Drew was among the best of the best in law enforcement. During his legendary career he was responsible for putting more than 500 criminals in prison.
He was so good that criminal defense lawyers preferred not to have him testify. Instead, they’d advise their clients to plead "guilty" rather than risk a jury trial where the penalty could go much higher.
One of Drew’s important cases in the early 1980s went all the way up to the United States Supreme Court. In that case, two men were convicted of breaking into a hardware store and stealing expensive power tools.
Deputies had called Drew out in the middle of the night to work that case. Though they were hours behind the crooks, the veteran sleuth tracked the burglars through thickets and mud fields until the posse reached a ramshackle hut along a dirt road. Based on the law of "hot pursuit," Drew led his fellow officers up the front porch steps. The command, "Police! Open up!" was quickly followed by a kick from the foot of a burly deputy. Inside, officers found two men hiding under bed covers. Drew had skillfully followed the suspects’ trail for more than three miles through rough terrain from the crime scene to the arrest scene.
Lawyers appealed the conviction.

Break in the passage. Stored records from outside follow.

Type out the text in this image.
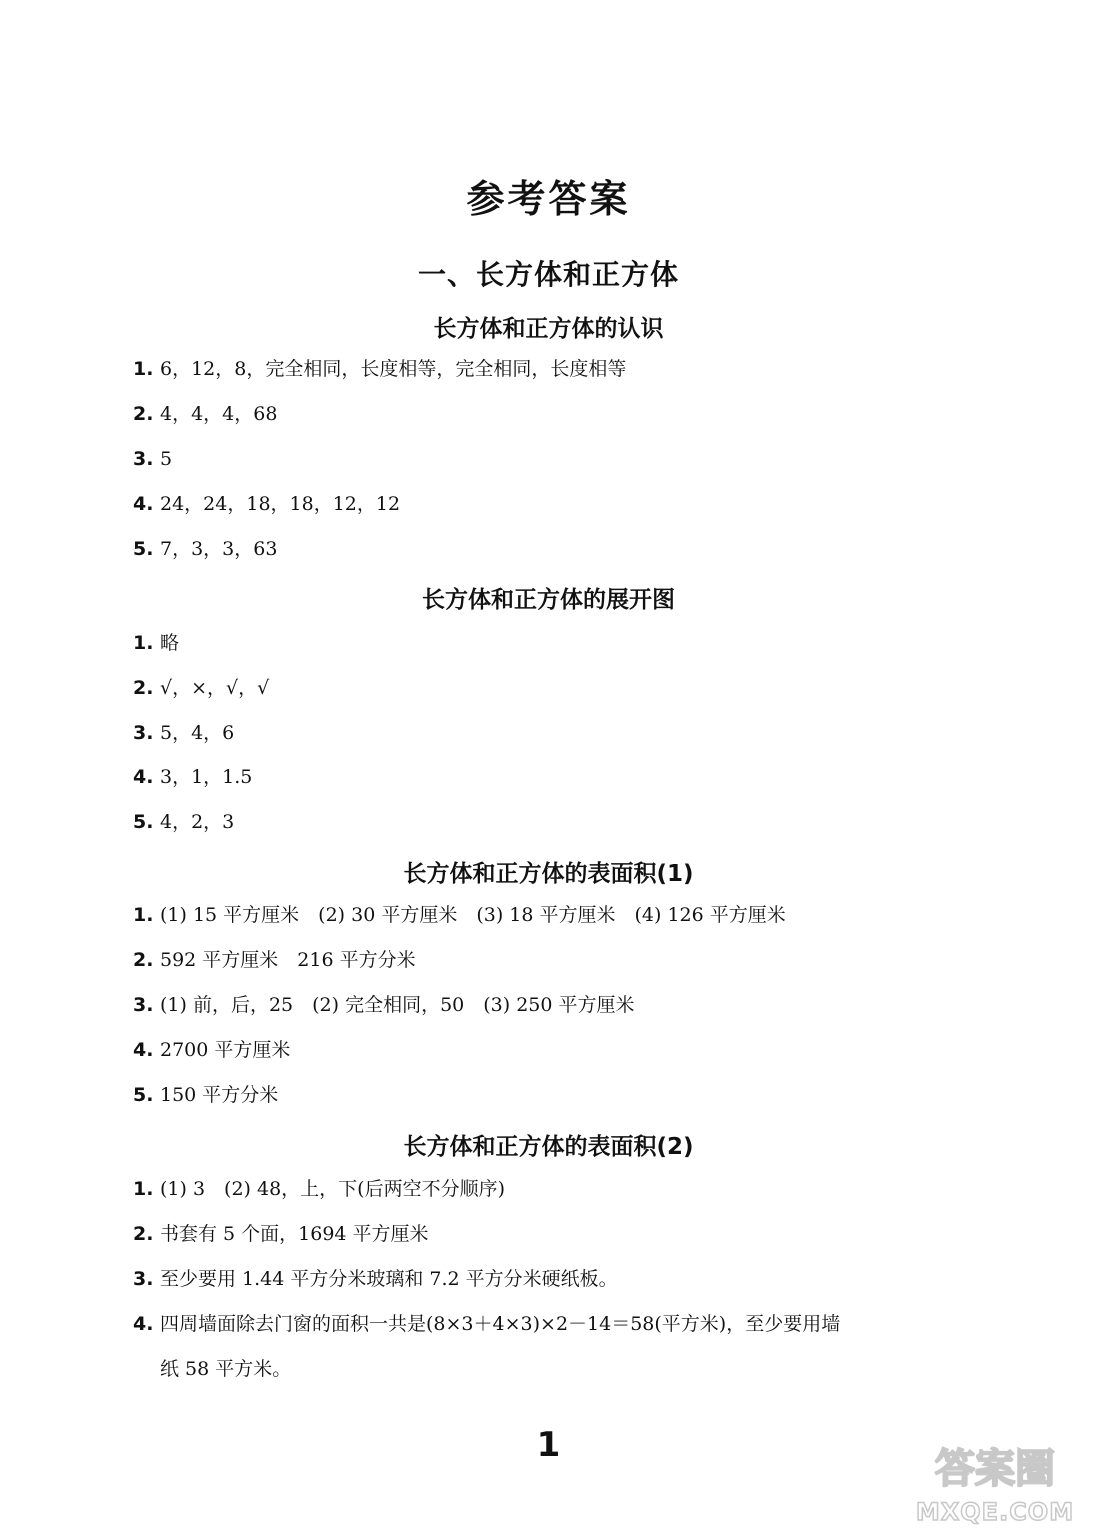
参考答案
一、长方体和正方体
长方体和正方体的认识
1. 6，12，8，完全相同，长度相等，完全相同，长度相等
2. 4，4，4，68
3. 5
4. 24，24，18，18，12，12
5. 7，3，3，63
长方体和正方体的展开图
1. 略
2. √，×，√，√
3. 5，4，6
4. 3，1，1.5
5. 4，2，3
长方体和正方体的表面积(1)
1. (1) 15 平方厘米　(2) 30 平方厘米　(3) 18 平方厘米　(4) 126 平方厘米
2. 592 平方厘米　216 平方分米
3. (1) 前，后，25　(2) 完全相同，50　(3) 250 平方厘米
4. 2700 平方厘米
5. 150 平方分米
长方体和正方体的表面积(2)
1. (1) 3　(2) 48，上，下(后两空不分顺序)
2. 书套有 5 个面，1694 平方厘米
3. 至少要用 1.44 平方分米玻璃和 7.2 平方分米硬纸板。
4. 四周墙面除去门窗的面积一共是(8×3＋4×3)×2－14＝58(平方米)，至少要用墙
纸 58 平方米。
1
答案圈
MXQE.COM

But by the time it was over, the highest court in the land upheld Drew’s actions and the conviction stood.
The warrantless arrest was valid, the high court said, because Drew maintained "hot pursuit" of the suspects, even though the posse was hours behind the burglars.
Drew died nearly a decade ago from cancer. But in the minds of many police veterans who knew him, the mere mention of Drew’s name causes a feeling of pride for deeds that may never again be equalled. They know there’s not likely to be another like him. Drew was, indeed, a truly remarkable police bloodhound.